The apps Tinder, Spotify, Uber and Amazon Echo in particular were identified as using Crashlytics, a Google-owned service designed to monitor app crash reports but which was later found to be providing firms with insights into users’ activities.
“Publication of this information is in the public interest, as it reveals clandestine surveillance software that is unknown to Android users at the time of app installation,” Privacy Lab said in a blog posted to its website. “These trackers vary in their features and purpose, but are primarily utilized for targeted advertising, behavioral analytics, and location tracking.”
Exodus says more than 75 percent of the apps analyzed contained signatures of trackers – and the group fears that apps classed as “clean” simply contain trackers they have not learned to identify yet.The groups are now calling for “increased transparency” over the number of trackers found in Google Play apps.

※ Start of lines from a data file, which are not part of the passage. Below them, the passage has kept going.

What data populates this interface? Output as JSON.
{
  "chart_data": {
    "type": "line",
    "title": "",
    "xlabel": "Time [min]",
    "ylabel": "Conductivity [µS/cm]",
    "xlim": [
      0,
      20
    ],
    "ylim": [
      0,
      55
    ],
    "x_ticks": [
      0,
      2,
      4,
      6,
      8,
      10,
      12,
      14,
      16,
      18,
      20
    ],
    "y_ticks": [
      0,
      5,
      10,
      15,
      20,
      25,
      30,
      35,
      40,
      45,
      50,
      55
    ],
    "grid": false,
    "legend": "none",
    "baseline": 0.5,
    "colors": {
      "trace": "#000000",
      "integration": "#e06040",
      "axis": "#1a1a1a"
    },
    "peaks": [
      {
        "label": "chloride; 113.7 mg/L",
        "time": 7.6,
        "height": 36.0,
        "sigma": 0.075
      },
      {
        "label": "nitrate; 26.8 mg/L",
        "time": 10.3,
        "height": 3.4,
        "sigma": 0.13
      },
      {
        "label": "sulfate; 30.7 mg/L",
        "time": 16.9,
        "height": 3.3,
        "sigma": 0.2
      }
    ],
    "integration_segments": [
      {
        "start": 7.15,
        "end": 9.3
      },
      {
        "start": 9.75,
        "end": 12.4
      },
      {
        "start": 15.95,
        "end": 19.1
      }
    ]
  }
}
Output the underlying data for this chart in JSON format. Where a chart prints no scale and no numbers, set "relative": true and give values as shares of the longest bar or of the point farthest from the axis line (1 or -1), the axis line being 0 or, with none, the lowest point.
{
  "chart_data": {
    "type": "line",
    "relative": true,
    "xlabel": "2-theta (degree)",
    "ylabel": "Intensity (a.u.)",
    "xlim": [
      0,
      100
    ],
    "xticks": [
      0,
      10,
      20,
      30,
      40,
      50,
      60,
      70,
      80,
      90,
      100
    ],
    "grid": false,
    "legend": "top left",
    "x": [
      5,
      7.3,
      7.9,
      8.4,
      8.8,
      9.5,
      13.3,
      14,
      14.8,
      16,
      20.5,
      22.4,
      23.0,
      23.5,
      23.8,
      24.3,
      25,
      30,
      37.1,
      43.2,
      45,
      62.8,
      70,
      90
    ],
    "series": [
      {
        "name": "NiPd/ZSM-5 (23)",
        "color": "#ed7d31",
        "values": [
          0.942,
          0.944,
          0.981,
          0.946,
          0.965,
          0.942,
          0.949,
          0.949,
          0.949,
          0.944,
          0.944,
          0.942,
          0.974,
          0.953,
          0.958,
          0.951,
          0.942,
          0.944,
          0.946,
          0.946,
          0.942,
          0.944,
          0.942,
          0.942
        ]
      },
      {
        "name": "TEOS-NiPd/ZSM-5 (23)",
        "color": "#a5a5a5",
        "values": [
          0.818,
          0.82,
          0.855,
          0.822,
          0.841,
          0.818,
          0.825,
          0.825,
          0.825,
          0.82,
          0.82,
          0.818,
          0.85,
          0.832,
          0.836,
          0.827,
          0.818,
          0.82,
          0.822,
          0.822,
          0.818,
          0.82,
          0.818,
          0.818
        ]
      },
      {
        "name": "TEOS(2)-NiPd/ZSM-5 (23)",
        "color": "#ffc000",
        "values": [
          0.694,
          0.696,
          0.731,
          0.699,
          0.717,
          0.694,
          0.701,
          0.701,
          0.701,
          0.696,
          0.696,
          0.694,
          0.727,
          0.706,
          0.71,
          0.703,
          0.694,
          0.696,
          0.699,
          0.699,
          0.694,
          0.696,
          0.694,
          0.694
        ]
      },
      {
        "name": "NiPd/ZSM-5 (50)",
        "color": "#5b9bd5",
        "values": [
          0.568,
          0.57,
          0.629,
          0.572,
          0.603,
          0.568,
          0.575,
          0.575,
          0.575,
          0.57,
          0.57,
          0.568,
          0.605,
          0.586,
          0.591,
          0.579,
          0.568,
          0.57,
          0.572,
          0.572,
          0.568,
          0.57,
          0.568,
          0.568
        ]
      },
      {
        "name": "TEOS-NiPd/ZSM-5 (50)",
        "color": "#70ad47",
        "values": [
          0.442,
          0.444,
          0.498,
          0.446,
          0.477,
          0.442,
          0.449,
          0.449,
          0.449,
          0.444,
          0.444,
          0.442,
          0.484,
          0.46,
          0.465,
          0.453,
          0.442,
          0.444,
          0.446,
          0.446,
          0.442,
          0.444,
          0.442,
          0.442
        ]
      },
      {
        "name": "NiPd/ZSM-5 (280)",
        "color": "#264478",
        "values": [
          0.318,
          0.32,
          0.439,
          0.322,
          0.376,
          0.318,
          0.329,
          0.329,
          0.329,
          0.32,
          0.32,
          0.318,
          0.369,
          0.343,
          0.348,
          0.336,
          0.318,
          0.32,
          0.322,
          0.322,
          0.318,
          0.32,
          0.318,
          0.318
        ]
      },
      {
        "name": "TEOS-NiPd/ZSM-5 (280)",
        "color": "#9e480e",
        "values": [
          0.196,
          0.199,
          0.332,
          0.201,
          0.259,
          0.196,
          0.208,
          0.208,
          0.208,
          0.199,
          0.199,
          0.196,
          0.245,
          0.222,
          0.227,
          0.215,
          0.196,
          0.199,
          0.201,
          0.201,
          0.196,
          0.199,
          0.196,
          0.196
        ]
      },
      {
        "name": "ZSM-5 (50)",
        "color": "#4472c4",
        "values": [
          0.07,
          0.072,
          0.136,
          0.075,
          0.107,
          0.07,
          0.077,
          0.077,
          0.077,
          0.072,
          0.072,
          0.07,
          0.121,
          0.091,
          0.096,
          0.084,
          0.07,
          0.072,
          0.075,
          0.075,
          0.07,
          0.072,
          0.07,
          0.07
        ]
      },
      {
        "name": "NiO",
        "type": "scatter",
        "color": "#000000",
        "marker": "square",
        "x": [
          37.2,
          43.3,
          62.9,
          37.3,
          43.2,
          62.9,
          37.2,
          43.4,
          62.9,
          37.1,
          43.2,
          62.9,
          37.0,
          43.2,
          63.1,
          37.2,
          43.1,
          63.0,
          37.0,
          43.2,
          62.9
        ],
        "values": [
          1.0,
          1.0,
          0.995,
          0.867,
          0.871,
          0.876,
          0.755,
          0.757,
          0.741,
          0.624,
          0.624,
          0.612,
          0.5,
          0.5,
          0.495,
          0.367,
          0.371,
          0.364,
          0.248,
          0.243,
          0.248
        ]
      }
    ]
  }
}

“The Exodus platform identifies trackers via signatures, like an anti-virus or spyware scanner, and thus can only detect trackers previously identified by researchers at the time of the scan,” the Privacy Lab statement read.
Earlier this month, Quartz revealed that Google has been gathering location data on Android phone users for the past 11 months. The report said that devices with cellular data or WiFi connection broadcast their “Cell ID codes” to Google via cellular towers regardless of whether Location Services were turned on or a SIM card had been inserted.
Currently, there are more than 200,000 mobile phone towers in the US, each with a maximum receiving range of 22 miles (14km), according to Statistic Brain.